Praktisch: Die in Office 2003 integrierte Suchfunktion weitet Suchen bei Bedarf auf Intranet oder Internet aus. Wer zum Beispiel eine Vorlage für Word oder Excel benötigt, gibt im Suchfeld ein Schlagwort wie „Fahrtkosten“ oder „Zeitplan“ ein. Wenig später bieten Word oder Excel fertige Textvorlagen oder Kalkulationen an, die sich aus dem Netz laden und frei verwenden lassen.

Neu: Bei Bedarf kann ein „Information Rights Management“ (IRM) aus dem Netz geladen werden. Die Rechteverwaltung erlaubt Benutzern, ihre Dokumente vielfältig zu schützen. So lassen sich Dokumente nicht mehr nur durch ein Passwort absichern, sondern zudem mit konkreten Berechtigungen versehen. Der Urheber kann zum Beispiel festlegen, dass ein Empfänger das Dokument zwar einsehen und bearbeiten darf, aber nicht ausdrucken.

Word: Während unter der Vorgängerversion der Im- und Export von XML-Daten ausschließlich mit Hilfe von Excel möglich war, unterstützt nun auch Word das immer populärer werdende XML- Format, das einen bequemen Austausch von Informationen im Intranet und Internet ermöglicht. Ein Schritt in die richtige Richtung, da sich so mit Word erstellte Dokumente bequem in immer mehr Anwendungen bearbeiten lassen.

Outlook: Benutzer des neuen Outlook können sich zum Beispiel auf einen Spam-Schutz sowie verbesserte Sicherheitsmechanismen freuen. Das Layout wurde verändert, damit sich mehr Informationen gleichzeitig präsentieren lassen. Jeder Kontakt kann künftig mit einem Bild verknüpft werden. Außerdem wurden die Funktionen zum Arbeiten in der Gruppe erweitert, etwa beim Koordinieren von Terminen und bei Konferenzen.

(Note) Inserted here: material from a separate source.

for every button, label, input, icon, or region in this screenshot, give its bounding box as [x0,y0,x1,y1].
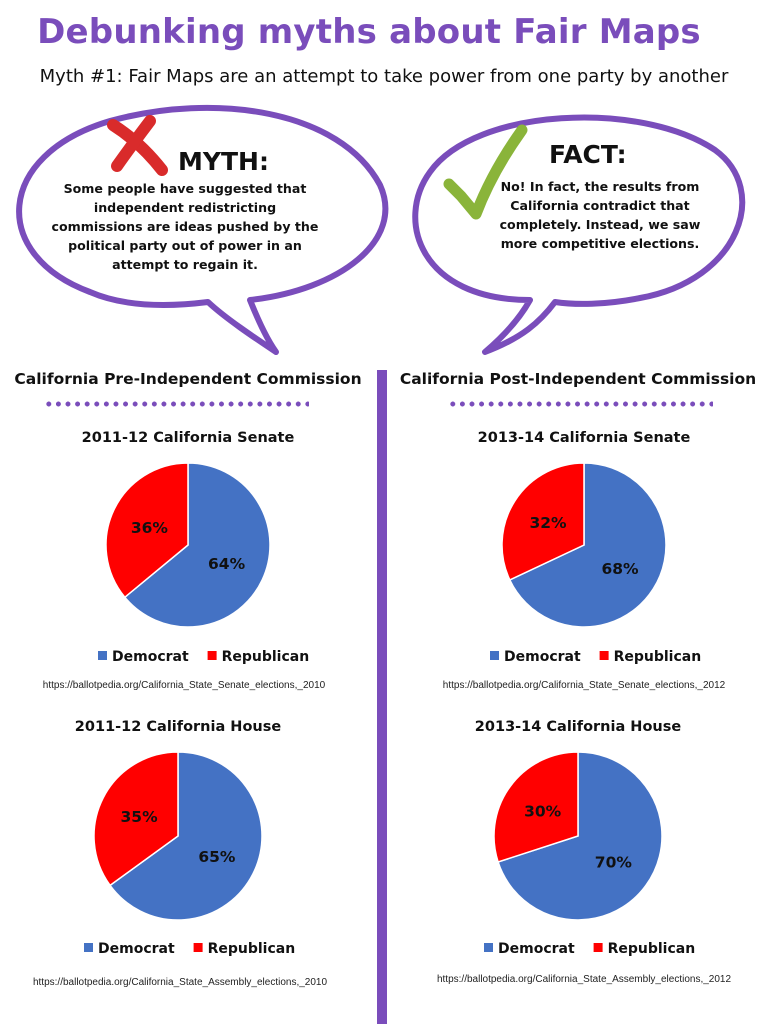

Powerpoint: Präsentationen lassen sich per Mausklick auf CD brennen, ohne den Umweg über ein extra Brennprogramm gehen zu müssen. Auf diese Weise hergestellte CDs lassen sich ohne Zusatzprogramme und auch ohne PowerPoint auf jeden PC ab Windows 98 abspielen.

Preis: Die Standard Edition kostet 500 Euro (Update: 300 Euro), die Professional Edition mit den Extras Access-Datenbank und Web-Tool Publisher schlägt mit 600 Euro zu Buche (Update: 400 Euro).